Fast and Efficient Online Selection of Sensors for Transmitter Localization
Date
2022-01-04Abstract
The increase in cost and usage of RF spectrum has made it increasingly necessary to monitor its usage and protect it from unauthorized use.
A number of prior studies have designed algorithms to localize unauthorized transmitters using crowdsourced sensors.
To reduce the cost of crowdsourcing, these studies select the most relevant sensors a priori to localize such transmitters.
In this work, we instead argue for online selection to localize such transmitters.
Online selection can lead to more accurate localization using limited number of sensors, as compared to selecting sensors a priori, albeit at the cost of higher latency. To account for the trade-off between accuracy and latency, we add a constraint on the number of selection rounds.
For the case where the number of rounds is equal to the number of selected sensors, we propose a heuristic based on Thompson Sampling and show using trace-driven simulation that it provides 23\% better accuracy compared to a number of proposed baseline algorithms.

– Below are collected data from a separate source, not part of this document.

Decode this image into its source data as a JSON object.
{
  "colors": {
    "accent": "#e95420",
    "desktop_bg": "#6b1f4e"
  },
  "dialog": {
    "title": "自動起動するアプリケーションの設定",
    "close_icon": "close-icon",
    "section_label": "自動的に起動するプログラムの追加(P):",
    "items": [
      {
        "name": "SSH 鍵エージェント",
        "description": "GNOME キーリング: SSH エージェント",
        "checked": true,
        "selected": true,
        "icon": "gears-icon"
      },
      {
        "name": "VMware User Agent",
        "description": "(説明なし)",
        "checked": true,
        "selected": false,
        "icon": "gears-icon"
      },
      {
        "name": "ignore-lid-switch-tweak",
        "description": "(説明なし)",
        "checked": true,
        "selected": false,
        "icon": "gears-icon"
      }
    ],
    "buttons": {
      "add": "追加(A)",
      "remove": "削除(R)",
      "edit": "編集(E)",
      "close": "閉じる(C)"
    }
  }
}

For restricted number of rounds, we show that using conventional parallel version of the modified Thompson Sampling which selects equal number of sensors in each round results in a substantial reduction in accuracy. To this end, we propose a strategy of selecting decreasing number of sensors in subsequent rounds of the modified Parallel Thompson Sampling.
Our evaluation shows that the proposed heuristic leads to only 3 % reduction in accuracy in contrast to 22 % using modified Parallel Thompson Sampling, when we select 50 sensors in 20 rounds.